What public evidence? If it was so public it shouldn't be hard to find some to back that statement up.
You're seriously asking for evidence that the Apollo program was styled as a race to beat the Soviets to the Moon? Are you blind?
Do have any evidence to show it has been discredited?
Actually yes, but it's not really a going concern. See also below. The only people who still consider the Majestic documents authentic anymore are a very few of the wackier UFO authors. Even many of the authors who once considered them authentic have now changed their minds. Among the factual evidence suggesting forgery are the many errors in the Truman document.
However I should back up and concede that the Majestic reference is something of an inadvertent red herring. There is a version of the Kennedy memo "No. 271" that circulates with the Majestic documents.
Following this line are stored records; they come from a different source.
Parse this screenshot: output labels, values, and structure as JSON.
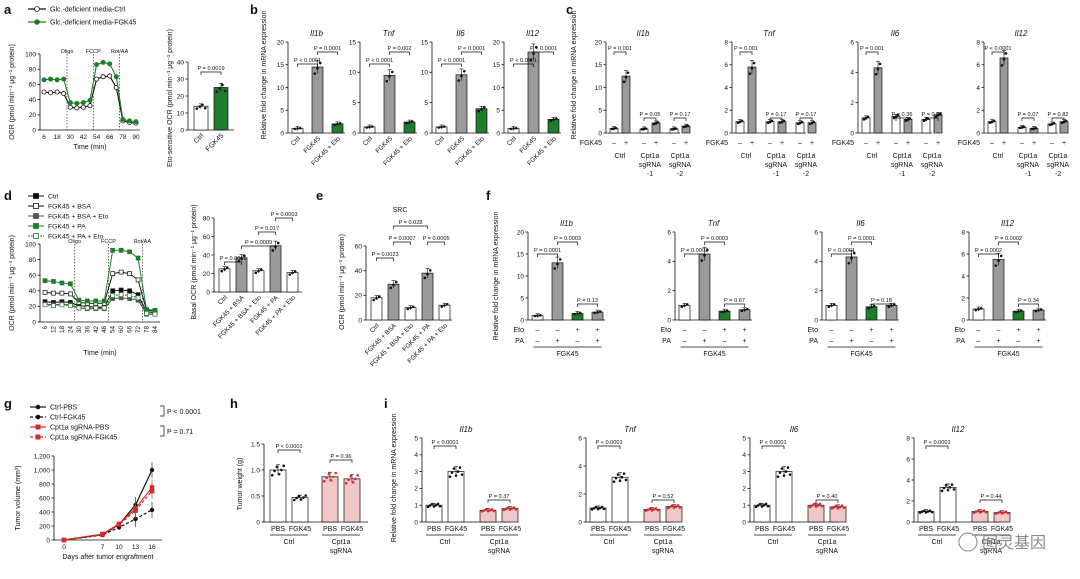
{
  "panel_letters": [
    "a",
    "b",
    "c",
    "d",
    "e",
    "f",
    "g",
    "h",
    "i"
  ],
  "chart_data": [
    {
      "id": "a1",
      "type": "line",
      "xlabel": "Time (min)",
      "ylabel": "OCR (pmol min⁻¹ μg⁻¹ protein)",
      "x": [
        6,
        12,
        18,
        24,
        30,
        36,
        42,
        48,
        54,
        60,
        66,
        72,
        78,
        84,
        90
      ],
      "xticks": [
        "6",
        "18",
        "30",
        "42",
        "54",
        "66",
        "78",
        "90"
      ],
      "ylim": [
        0,
        100
      ],
      "yticks": [
        "0",
        "20",
        "40",
        "60",
        "80",
        "100"
      ],
      "events": [
        "Oligo",
        "FCCP",
        "Rot/AA"
      ],
      "legend": [
        "Glc.-deficient media-Ctrl",
        "Glc.-deficient media-FGK45"
      ],
      "series": [
        {
          "name": "Glc.-deficient media-Ctrl",
          "values": [
            50,
            49,
            50,
            48,
            30,
            29,
            30,
            32,
            67,
            70,
            71,
            56,
            12,
            10,
            9
          ]
        },
        {
          "name": "Glc.-deficient media-FGK45",
          "values": [
            66,
            67,
            66,
            67,
            36,
            35,
            36,
            39,
            86,
            89,
            87,
            70,
            14,
            12,
            11
          ]
        }
      ]
    },
    {
      "id": "a2",
      "type": "bar",
      "ylabel": "Eto-sensitive OCR (pmol min⁻¹ μg⁻¹ protein)",
      "categories": [
        "Ctrl",
        "FGK45"
      ],
      "values": [
        14,
        25
      ],
      "ylim": [
        0,
        40
      ],
      "yticks": [
        "0",
        "10",
        "20",
        "30",
        "40"
      ],
      "annotations": [
        "P = 0.0019"
      ]
    },
    {
      "id": "b",
      "type": "bar",
      "ylabel": "Relative fold change in mRNA expression",
      "categories": [
        "Ctrl",
        "FGK45",
        "FGK45 + Eto"
      ],
      "subplots": [
        {
          "gene": "Il1b",
          "yticks": [
            "0",
            "5",
            "10",
            "15",
            "20"
          ],
          "ylim": [
            0,
            20
          ],
          "values": [
            1,
            14.5,
            2
          ],
          "annotations": [
            "P < 0.0001",
            "P = 0.0001"
          ]
        },
        {
          "gene": "Tnf",
          "yticks": [
            "0",
            "5",
            "10",
            "15"
          ],
          "ylim": [
            0,
            15
          ],
          "values": [
            1,
            9.5,
            1.8
          ],
          "annotations": [
            "P < 0.0001",
            "P = 0.002"
          ]
        },
        {
          "gene": "Il6",
          "yticks": [
            "0",
            "5",
            "10",
            "15"
          ],
          "ylim": [
            0,
            15
          ],
          "values": [
            1,
            9.6,
            4
          ],
          "annotations": [
            "P < 0.0001",
            "P < 0.0001"
          ]
        },
        {
          "gene": "Il12",
          "yticks": [
            "0",
            "5",
            "10",
            "15",
            "20"
          ],
          "ylim": [
            0,
            20
          ],
          "values": [
            1,
            17.8,
            3
          ],
          "annotations": [
            "P < 0.0001",
            "P < 0.0001"
          ]
        }
      ]
    },
    {
      "id": "c",
      "type": "bar",
      "ylabel": "Relative fold change in mRNA expression",
      "row_label": "FGK45",
      "signs": [
        "–",
        "+",
        "–",
        "+",
        "–",
        "+"
      ],
      "groups": [
        "Ctrl",
        "Cpt1a sgRNA -1",
        "Cpt1a sgRNA -2"
      ],
      "subplots": [
        {
          "gene": "Il1b",
          "yticks": [
            "0",
            "5",
            "10",
            "15",
            "20"
          ],
          "ylim": [
            0,
            20
          ],
          "values": [
            1,
            12.5,
            0.9,
            2.2,
            0.9,
            1.5
          ],
          "annotations": [
            "P = 0.001",
            "P = 0.05",
            "P = 0.17"
          ]
        },
        {
          "gene": "Tnf",
          "yticks": [
            "0",
            "2",
            "4",
            "6",
            "8"
          ],
          "ylim": [
            0,
            8
          ],
          "values": [
            1,
            5.8,
            1,
            1,
            0.9,
            0.9
          ],
          "annotations": [
            "P = 0.001",
            "P = 0.17",
            "P = 0.17"
          ]
        },
        {
          "gene": "Il6",
          "yticks": [
            "0",
            "2",
            "4",
            "6"
          ],
          "ylim": [
            0,
            6
          ],
          "values": [
            1,
            4.3,
            1.1,
            0.9,
            0.9,
            1.2
          ],
          "annotations": [
            "P = 0.001",
            "P = 0.36",
            "P = 0.62"
          ]
        },
        {
          "gene": "Il12",
          "yticks": [
            "0",
            "2",
            "4",
            "6",
            "8"
          ],
          "ylim": [
            0,
            8
          ],
          "values": [
            1,
            6.6,
            0.5,
            0.4,
            0.8,
            1
          ],
          "annotations": [
            "P < 0.0001",
            "P = 0.07",
            "P = 0.82"
          ]
        }
      ]
    },
    {
      "id": "d1",
      "type": "line",
      "xlabel": "Time (min)",
      "ylabel": "OCR (pmol min⁻¹ μg⁻¹ protein)",
      "xticks": [
        "6",
        "12",
        "18",
        "24",
        "30",
        "36",
        "42",
        "48",
        "54",
        "60",
        "66",
        "72",
        "78",
        "84"
      ],
      "ylim": [
        0,
        100
      ],
      "yticks": [
        "0",
        "20",
        "40",
        "60",
        "80",
        "100"
      ],
      "events": [
        "Oligo",
        "FCCP",
        "Rot/AA"
      ],
      "legend": [
        "Ctrl",
        "FGK45 + BSA",
        "FGK45 + BSA + Eto",
        "FGK45 + PA",
        "FGK45 + PA + Eto"
      ],
      "series": [
        {
          "name": "Ctrl",
          "values": [
            26,
            25,
            26,
            25,
            21,
            20,
            19,
            19,
            40,
            41,
            40,
            35,
            13,
            12
          ]
        },
        {
          "name": "FGK45 + BSA",
          "values": [
            38,
            37,
            37,
            36,
            25,
            24,
            24,
            24,
            62,
            64,
            62,
            54,
            15,
            14
          ]
        },
        {
          "name": "FGK45 + BSA + Eto",
          "values": [
            23,
            22,
            23,
            22,
            18,
            17,
            17,
            17,
            30,
            31,
            30,
            28,
            10,
            10
          ]
        },
        {
          "name": "FGK45 + PA",
          "values": [
            53,
            52,
            50,
            49,
            28,
            27,
            27,
            27,
            92,
            92,
            90,
            82,
            16,
            15
          ]
        },
        {
          "name": "FGK45 + PA + Eto",
          "values": [
            22,
            21,
            22,
            21,
            18,
            18,
            18,
            18,
            34,
            35,
            34,
            31,
            11,
            10
          ]
        }
      ]
    },
    {
      "id": "d2",
      "type": "bar",
      "ylabel": "Basal OCR (pmol min⁻¹ μg⁻¹ protein)",
      "categories": [
        "Ctrl",
        "FGK45 + BSA",
        "FGK45 + BSA + Eto",
        "FGK45 + PA",
        "FGK45 + PA + Eto"
      ],
      "values": [
        25,
        37,
        23,
        50,
        21
      ],
      "ylim": [
        0,
        80
      ],
      "yticks": [
        "0",
        "20",
        "40",
        "60",
        "80"
      ],
      "annotations": [
        "P = 0.0015",
        "P = 0.0009",
        "P = 0.017",
        "P = 0.0003"
      ]
    },
    {
      "id": "e",
      "type": "bar",
      "title": "SRC",
      "ylabel": "OCR (pmol min⁻¹ μg⁻¹ protein)",
      "categories": [
        "Ctrl",
        "FGK45 + BSA",
        "FGK45 + BSA + Eto",
        "FGK45 + PA",
        "FGK45 + PA + Eto"
      ],
      "values": [
        18,
        29,
        10,
        38,
        12
      ],
      "ylim": [
        0,
        60
      ],
      "yticks": [
        "0",
        "20",
        "40",
        "60"
      ],
      "annotations": [
        "P = 0.0023",
        "P = 0.0007",
        "P = 0.028",
        "P = 0.0005"
      ]
    },
    {
      "id": "f",
      "type": "bar",
      "ylabel": "Relative fold change in mRNA expression",
      "rows": [
        "Eto",
        "PA"
      ],
      "signs_eto": [
        "–",
        "–",
        "+",
        "+"
      ],
      "signs_pa": [
        "–",
        "+",
        "–",
        "+"
      ],
      "group": "FGK45",
      "subplots": [
        {
          "gene": "Il1b",
          "yticks": [
            "0",
            "5",
            "10",
            "15",
            "20"
          ],
          "ylim": [
            0,
            20
          ],
          "values": [
            1,
            13,
            1.5,
            1.8
          ],
          "annotations": [
            "P = 0.0001",
            "P = 0.0003",
            "P = 0.13"
          ]
        },
        {
          "gene": "Tnf",
          "yticks": [
            "0",
            "2",
            "4",
            "6"
          ],
          "ylim": [
            0,
            6
          ],
          "values": [
            1,
            4.5,
            0.6,
            0.7
          ],
          "annotations": [
            "P = 0.0003",
            "P = 0.0003",
            "P = 0.67"
          ]
        },
        {
          "gene": "Il6",
          "yticks": [
            "0",
            "2",
            "4",
            "6"
          ],
          "ylim": [
            0,
            6
          ],
          "values": [
            1,
            4.3,
            0.9,
            1
          ],
          "annotations": [
            "P < 0.0001",
            "P = 0.0001",
            "P = 0.18"
          ]
        },
        {
          "gene": "Il12",
          "yticks": [
            "0",
            "2",
            "4",
            "6",
            "8"
          ],
          "ylim": [
            0,
            8
          ],
          "values": [
            1,
            5.5,
            0.8,
            0.9
          ],
          "annotations": [
            "P = 0.0002",
            "P = 0.0002",
            "P = 0.34"
          ]
        }
      ]
    },
    {
      "id": "g",
      "type": "line",
      "xlabel": "Days after tumor engraftment",
      "ylabel": "Tumor volume (mm³)",
      "x": [
        0,
        7,
        10,
        13,
        16
      ],
      "xticks": [
        "0",
        "7",
        "10",
        "13",
        "16"
      ],
      "ylim": [
        0,
        1200
      ],
      "yticks": [
        "0",
        "200",
        "400",
        "600",
        "800",
        "1,000",
        "1,200"
      ],
      "annotations": [
        "P < 0.0001",
        "P = 0.71"
      ],
      "series": [
        {
          "name": "Ctrl-PBS",
          "values": [
            0,
            80,
            220,
            500,
            1000
          ]
        },
        {
          "name": "Ctrl-FGK45",
          "values": [
            0,
            70,
            180,
            300,
            430
          ]
        },
        {
          "name": "Cpt1a sgRNA-PBS",
          "values": [
            0,
            85,
            230,
            450,
            750
          ]
        },
        {
          "name": "Cpt1a sgRNA-FGK45",
          "values": [
            0,
            80,
            220,
            420,
            700
          ]
        }
      ]
    },
    {
      "id": "h",
      "type": "bar",
      "ylabel": "Tumor weight (g)",
      "categories": [
        "PBS",
        "FGK45",
        "PBS",
        "FGK45"
      ],
      "groups": [
        "Ctrl",
        "Cpt1a sgRNA"
      ],
      "values": [
        1.0,
        0.47,
        0.87,
        0.83
      ],
      "ylim": [
        0,
        1.5
      ],
      "yticks": [
        "0",
        "0.5",
        "1.0",
        "1.5"
      ],
      "annotations": [
        "P < 0.0001",
        "P = 0.96"
      ]
    },
    {
      "id": "i",
      "type": "bar",
      "ylabel": "Relative fold change in mRNA expression",
      "categories": [
        "PBS",
        "FGK45",
        "PBS",
        "FGK45"
      ],
      "groups": [
        "Ctrl",
        "Cpt1a sgRNA"
      ],
      "subplots": [
        {
          "gene": "Il1b",
          "yticks": [
            "0",
            "1",
            "2",
            "3",
            "4",
            "5"
          ],
          "ylim": [
            0,
            5
          ],
          "values": [
            1,
            3,
            0.7,
            0.8
          ],
          "annotations": [
            "P < 0.0001",
            "P = 0.37"
          ]
        },
        {
          "gene": "Tnf",
          "yticks": [
            "0",
            "2",
            "4",
            "6"
          ],
          "ylim": [
            0,
            6
          ],
          "values": [
            1,
            3.2,
            0.9,
            1.1
          ],
          "annotations": [
            "P < 0.0001",
            "P = 0.52"
          ]
        },
        {
          "gene": "Il6",
          "yticks": [
            "0",
            "1",
            "2",
            "3",
            "4",
            "5"
          ],
          "ylim": [
            0,
            5
          ],
          "values": [
            1,
            3,
            1,
            0.9
          ],
          "annotations": [
            "P < 0.0001",
            "P = 0.40"
          ]
        },
        {
          "gene": "Il12",
          "yticks": [
            "0",
            "2",
            "4",
            "6",
            "8"
          ],
          "ylim": [
            0,
            8
          ],
          "values": [
            1,
            3.3,
            1,
            0.9
          ],
          "annotations": [
            "P < 0.0001",
            "P = 0.44"
          ]
        }
      ]
    }
  ],
  "watermark": "图灵基因",
  "colors": {
    "green": "#1e7d2b",
    "gray": "#9a9a9a",
    "red": "#d42b2b",
    "dark": "#1a1a1a"
  }
}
It bears some resemblance to the actual memo and contains some of the same language, but has been doctored to include references to UFOs and has some mysterious handwritten annotations. It is also heavily redacted, which is a technique used by many UFO enthusiasts to suggest that the redacted portions support their claims.
Wrong, it does bear his signature!...See the second page of the memorandum here:
http://www.jfklibrary.org/Asset-Viewer/qVncp893wEmJFplIn1AlHA.aspx
Well no, that's not Kennedy's signature. That's a memo to the file, which is why it has the "S/" annotation rather than a signature. However the memo itself is an authentic document, and the version you link here is
not part of the Majestic documents. Therefore if that's the version of the memo to which you refer, then my reference to the Majestic documents was a misdirected rebuttal and I withdraw it.
But there may have been a degree of cooperation between the US and Soviets on space exploration soon after the date of the memorandum.
No "may have been" about it. The Apollo-Soyuz program was a direct result of it, as was the exchange of lunar samples between the Soviet and American scientists. "A degree of cooperation" does not substantiate your claim that the Soviets flew missions to the Moon in secret cooperation with NASA. If you argue that a different "degree of cooperation" existed beyond that which the record shows, you bear the burden to prove it.
This would have given the Soviets ample motive to try and hide the fact that the US may have been perpetrating a hoax
Nonsense. The entire civilized world believed the U.S. had beaten the Soviets to the Moon and the Soviets graciously, but begrudgingly, acknowledged that. You're telling me they put forth effort under a supposed secret agreement but got no public credit for it.
...It cannot be ruled out.
Shifting the burden of proof. You have no credible evidence that the Soviets participated actively in Apollo operations. You may not assert they did and then sit back lazily and expect everyone else to try to prove you wrong.
Yes it had, space has always been governed by the same rules as "international waters".
No, it had not. It was so governed later as a
result of those discussions, but there had been no prior agreement.
"Space," at least in terms of Earth orbit, includes a volume of space above rival nations. A nation's airspace is considered part of its sovereign territory, as is its territorial waters. The altitude at which a spacecraft could fly over another nation and not be considered to violate its airspace was a matter of some concern. Similarly while international waters exist and while space could be considered equivalent to international waters, the law of conquest still applies. If you, sailing in international waters, first reach unclaimed land, you may claim it as part of your sovereign territory. Hence there was some question about whether the first person to reach the Moon would be able to claim it as the sovereign territory of his particular nation.
The overflights of Sputnik gave the U.S. some indication that the USSR did not consider Earth orbit to be any nation's sovereign territory and gave rise to orbital surveillance, which is lawful compared to surveillance by covert aircraft. Only in subsequent negotiations did the U.S. and USSR agree to extend the legal principles of the "high seas" to space, and further to refrain from claiming sovereign territory over the Moon or any other celestial body.
Yes, and this disproves your earlier claim that there was no US Soviet cooperation on space exploration during the time of the Apollo missions!
Your claim is that the photo in question is not from Apollo-Soyuz but from an earlier Apollo mission, ostensibly one that went to the Moon. Showing that an American astronaut was aboard a Soviet spacecraft at some point in history does not prove that American astronauts and Soviet cosmonauts collaborated on missions to the Moon.
I don't have the book here so no, I can't.
I skimmed the book and found no such photograph or reference. That doesn't mean it's not there, but it does mean I'm not going to expend any more effort to provide the evidence for your claims. The onus is on you.
What evidence have to to prove "His blatant intellectual dishonesty"?
My entire web site, which has been up for more than 10 years and is very well known and commonly cited by others to third parties whenever Percy's claims are mentioned. Do you really know
anything about this debate?
Perhaps he just doesn't want to talk to you because you may have insulted him at some point during or after your invitations?
Desperate speculation.
Yes, I know, but doesn't the author of the book in question claim the photo was taken on a earlier Apollo mission?
That's what he claims. And since his claims regarding the Apollo record have proven so disastrously wrong and misrepresentative in the past, we cannot take his word for it.